“L’hippotherapy wants to participate in the functional and neurological rehabilitation of a person, using the movement of the horse. The patient is positioned on the horse’s back and follows its movement, which is similar to human walking.” introduces the creator of the Equiphoria clinic, located in Lozère, Hélène Viruega. By putting the patient in this movement, it stimulates different spheres of the brain. This is called “multimodal stimulation”.
As soon as the clinic opened in 2012, a doctor, Manuel Gaviria, and a research laboratory joined the project, with the idea of coming to prove the relevance of this treatment, which is still little known in France. Over the course of patients and studies, horse therapies demonstrate a efficiency in the cognitive, emotional and motor spheres of patients. “There is a very significant impact on brain plasticity, both from a functional and structural point of view”, explains the doctor.
Give autonomy to the patient
Equiphoria was built on the model of hippotherapy clinics in the United States. It brings together several types of health professionals such as psychologist, psychometrician, medical educator, sophrologist, chiropractor, physiotherapist or speech therapist, who work hand in hand with equine specialists. Each of these disciplines is exercised on the patient while he is in motion on a horse. The animals at the center are selected and trained.
The end goal is to help empower the patient, to give him tools so that he can interact with his helpers, his close environment. All the care is done at the patient’s pace and without aiming to come “stick to a form of normality: we don’t want to bring him back to what he was before (especially for acquired illnesses or accidents), but build him new patterns that serve him in his everyday life”, explains the centre’s creator, Hélène Viruega. We are mainly looking to rehabilitate cognitive functions such as attention, memory, concentration, communication, reasoning.
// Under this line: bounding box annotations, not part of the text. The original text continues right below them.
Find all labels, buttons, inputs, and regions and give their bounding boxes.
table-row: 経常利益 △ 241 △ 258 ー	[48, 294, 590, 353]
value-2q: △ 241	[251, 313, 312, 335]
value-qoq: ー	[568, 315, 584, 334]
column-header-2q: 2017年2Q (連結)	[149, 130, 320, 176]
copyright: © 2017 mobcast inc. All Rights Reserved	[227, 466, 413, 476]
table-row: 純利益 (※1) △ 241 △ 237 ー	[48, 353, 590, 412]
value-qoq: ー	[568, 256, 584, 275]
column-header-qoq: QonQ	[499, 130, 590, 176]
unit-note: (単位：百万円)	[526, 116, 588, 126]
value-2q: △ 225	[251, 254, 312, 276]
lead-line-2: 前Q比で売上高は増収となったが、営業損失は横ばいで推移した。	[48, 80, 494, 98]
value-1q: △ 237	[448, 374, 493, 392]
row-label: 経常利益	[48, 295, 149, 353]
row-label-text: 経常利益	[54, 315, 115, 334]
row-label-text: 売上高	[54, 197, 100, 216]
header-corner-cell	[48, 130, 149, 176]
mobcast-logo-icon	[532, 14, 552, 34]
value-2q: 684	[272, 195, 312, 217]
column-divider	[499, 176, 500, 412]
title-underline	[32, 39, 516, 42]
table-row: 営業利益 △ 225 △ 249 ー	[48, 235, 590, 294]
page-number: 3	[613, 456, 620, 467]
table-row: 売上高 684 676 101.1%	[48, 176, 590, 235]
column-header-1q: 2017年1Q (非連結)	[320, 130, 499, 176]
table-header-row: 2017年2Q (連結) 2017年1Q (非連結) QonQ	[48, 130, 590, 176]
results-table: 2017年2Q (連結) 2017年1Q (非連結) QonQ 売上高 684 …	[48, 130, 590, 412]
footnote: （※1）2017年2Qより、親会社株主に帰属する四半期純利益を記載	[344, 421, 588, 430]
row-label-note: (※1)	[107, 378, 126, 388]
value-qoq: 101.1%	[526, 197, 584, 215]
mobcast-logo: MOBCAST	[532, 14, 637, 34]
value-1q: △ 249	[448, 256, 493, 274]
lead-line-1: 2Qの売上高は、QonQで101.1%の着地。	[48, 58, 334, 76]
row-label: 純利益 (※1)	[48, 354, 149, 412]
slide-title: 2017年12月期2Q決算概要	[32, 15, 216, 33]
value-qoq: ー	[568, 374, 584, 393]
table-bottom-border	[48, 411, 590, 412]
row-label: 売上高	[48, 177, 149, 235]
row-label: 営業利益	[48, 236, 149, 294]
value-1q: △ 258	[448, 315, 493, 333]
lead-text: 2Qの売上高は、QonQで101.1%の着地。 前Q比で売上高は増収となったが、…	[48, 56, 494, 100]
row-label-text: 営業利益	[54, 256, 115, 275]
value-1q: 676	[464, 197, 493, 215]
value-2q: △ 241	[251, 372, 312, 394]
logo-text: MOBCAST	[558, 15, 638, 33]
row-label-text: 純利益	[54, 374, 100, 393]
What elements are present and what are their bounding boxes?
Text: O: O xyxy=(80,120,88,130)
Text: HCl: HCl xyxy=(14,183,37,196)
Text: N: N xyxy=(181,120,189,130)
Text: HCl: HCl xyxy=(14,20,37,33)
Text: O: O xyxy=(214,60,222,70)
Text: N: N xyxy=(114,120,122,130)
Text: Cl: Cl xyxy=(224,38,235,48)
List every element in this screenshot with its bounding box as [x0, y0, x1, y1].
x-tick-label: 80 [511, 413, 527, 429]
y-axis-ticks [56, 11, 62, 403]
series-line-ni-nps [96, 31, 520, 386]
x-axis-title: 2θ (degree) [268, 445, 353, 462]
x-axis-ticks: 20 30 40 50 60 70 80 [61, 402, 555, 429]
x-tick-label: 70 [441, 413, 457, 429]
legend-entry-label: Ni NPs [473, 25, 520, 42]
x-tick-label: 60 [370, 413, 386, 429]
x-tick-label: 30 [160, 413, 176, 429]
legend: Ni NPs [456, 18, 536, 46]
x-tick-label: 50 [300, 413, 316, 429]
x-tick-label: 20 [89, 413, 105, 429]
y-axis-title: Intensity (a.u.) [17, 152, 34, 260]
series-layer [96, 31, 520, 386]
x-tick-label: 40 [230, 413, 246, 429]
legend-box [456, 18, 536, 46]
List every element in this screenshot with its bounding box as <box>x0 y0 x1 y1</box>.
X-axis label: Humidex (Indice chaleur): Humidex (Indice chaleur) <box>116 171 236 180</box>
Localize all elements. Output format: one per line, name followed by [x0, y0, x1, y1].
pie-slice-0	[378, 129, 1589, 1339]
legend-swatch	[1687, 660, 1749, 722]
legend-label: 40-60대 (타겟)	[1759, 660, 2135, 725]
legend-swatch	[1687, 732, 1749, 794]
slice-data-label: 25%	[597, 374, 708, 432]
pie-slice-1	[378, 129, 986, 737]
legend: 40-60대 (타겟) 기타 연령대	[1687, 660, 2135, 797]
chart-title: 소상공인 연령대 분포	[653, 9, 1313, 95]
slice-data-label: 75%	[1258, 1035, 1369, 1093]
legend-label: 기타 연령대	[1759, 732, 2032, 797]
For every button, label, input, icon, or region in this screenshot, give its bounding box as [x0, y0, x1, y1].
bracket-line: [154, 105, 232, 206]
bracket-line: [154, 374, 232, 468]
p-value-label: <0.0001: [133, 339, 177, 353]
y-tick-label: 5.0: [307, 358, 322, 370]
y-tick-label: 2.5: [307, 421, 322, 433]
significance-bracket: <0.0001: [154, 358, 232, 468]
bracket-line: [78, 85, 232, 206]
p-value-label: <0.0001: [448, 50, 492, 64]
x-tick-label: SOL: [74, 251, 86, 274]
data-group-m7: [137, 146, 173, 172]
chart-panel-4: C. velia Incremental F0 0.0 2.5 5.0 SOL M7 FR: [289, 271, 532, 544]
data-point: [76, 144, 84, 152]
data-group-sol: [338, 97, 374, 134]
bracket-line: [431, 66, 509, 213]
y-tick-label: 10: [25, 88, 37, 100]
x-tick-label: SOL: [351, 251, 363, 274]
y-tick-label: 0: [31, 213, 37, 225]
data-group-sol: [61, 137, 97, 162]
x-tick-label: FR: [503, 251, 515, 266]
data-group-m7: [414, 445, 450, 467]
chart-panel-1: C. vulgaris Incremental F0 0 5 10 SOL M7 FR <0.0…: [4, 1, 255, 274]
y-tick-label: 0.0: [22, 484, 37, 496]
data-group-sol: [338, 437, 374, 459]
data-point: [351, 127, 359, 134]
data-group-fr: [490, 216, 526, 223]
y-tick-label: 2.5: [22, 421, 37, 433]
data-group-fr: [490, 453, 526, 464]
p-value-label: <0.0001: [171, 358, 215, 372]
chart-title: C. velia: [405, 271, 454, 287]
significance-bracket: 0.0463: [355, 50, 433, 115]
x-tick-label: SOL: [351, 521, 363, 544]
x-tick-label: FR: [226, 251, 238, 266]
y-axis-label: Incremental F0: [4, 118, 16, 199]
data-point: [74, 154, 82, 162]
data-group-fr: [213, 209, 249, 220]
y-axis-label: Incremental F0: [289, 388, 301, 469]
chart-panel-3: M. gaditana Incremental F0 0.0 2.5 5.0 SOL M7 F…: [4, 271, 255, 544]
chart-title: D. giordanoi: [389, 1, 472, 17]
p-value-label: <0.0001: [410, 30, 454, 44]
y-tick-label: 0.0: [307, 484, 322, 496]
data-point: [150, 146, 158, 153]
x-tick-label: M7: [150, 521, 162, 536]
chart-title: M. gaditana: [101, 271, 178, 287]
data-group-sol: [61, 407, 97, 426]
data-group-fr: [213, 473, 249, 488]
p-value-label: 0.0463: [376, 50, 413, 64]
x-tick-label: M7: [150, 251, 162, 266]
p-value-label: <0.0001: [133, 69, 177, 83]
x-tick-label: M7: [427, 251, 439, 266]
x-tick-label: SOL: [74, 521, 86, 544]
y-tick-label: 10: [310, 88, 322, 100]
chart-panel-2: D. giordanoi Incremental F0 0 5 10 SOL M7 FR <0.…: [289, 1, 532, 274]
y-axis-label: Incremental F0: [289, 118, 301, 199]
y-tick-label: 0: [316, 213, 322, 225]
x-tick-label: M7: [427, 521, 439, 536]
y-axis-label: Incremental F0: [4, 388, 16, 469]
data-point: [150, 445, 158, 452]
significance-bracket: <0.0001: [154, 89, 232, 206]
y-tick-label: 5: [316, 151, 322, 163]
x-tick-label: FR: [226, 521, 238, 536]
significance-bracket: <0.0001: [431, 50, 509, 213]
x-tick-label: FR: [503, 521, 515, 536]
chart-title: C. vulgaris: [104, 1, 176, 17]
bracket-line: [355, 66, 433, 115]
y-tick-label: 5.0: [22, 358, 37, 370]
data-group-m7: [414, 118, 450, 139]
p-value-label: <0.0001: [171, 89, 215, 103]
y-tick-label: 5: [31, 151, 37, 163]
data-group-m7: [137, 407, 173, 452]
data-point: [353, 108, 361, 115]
But also to reinforce the patient’s symmetry, postural balance, alignment, endurance and muscle strength.
In general, patients come for one to two weeks, several times a year. “It is important to have periods without this treatment to assess the effects, hippotherapy is not intended to be a daily crutch”, explains Hélène Viruega. She points out that there is no set time for the therapy, that it adapts to the patient’s evolving needs.
A clinical trial for stroke victims
Not all pathologies are suitable for hippotherapy. The founder of the clinic explains that the patient has neurological diseases, or neurological consequences of other pathologies. The idea is to come and work around the development of the nervous system, cerebral palsy, but also to take an interest in the autism spectrum or even developmental delays. It also welcomes victims of accidents (trauma), strokes, neurodegenerative diseases such as Parkinson’s or multiple sclerosis.
Exactly, a clinical trial has just been launched, in partnership with the Bohringer Ingelheim laboratory. It is for stroke survivors. It will last 4 years and includes around sixty patients, half of whom will benefit from a conventional treatment approach and the other half will also receive horse therapy, in three cycles. Neurological tests will be carried out on each of them before and after the treatment. Another point studied: the quality of life of caregivers before and after hippotherapy.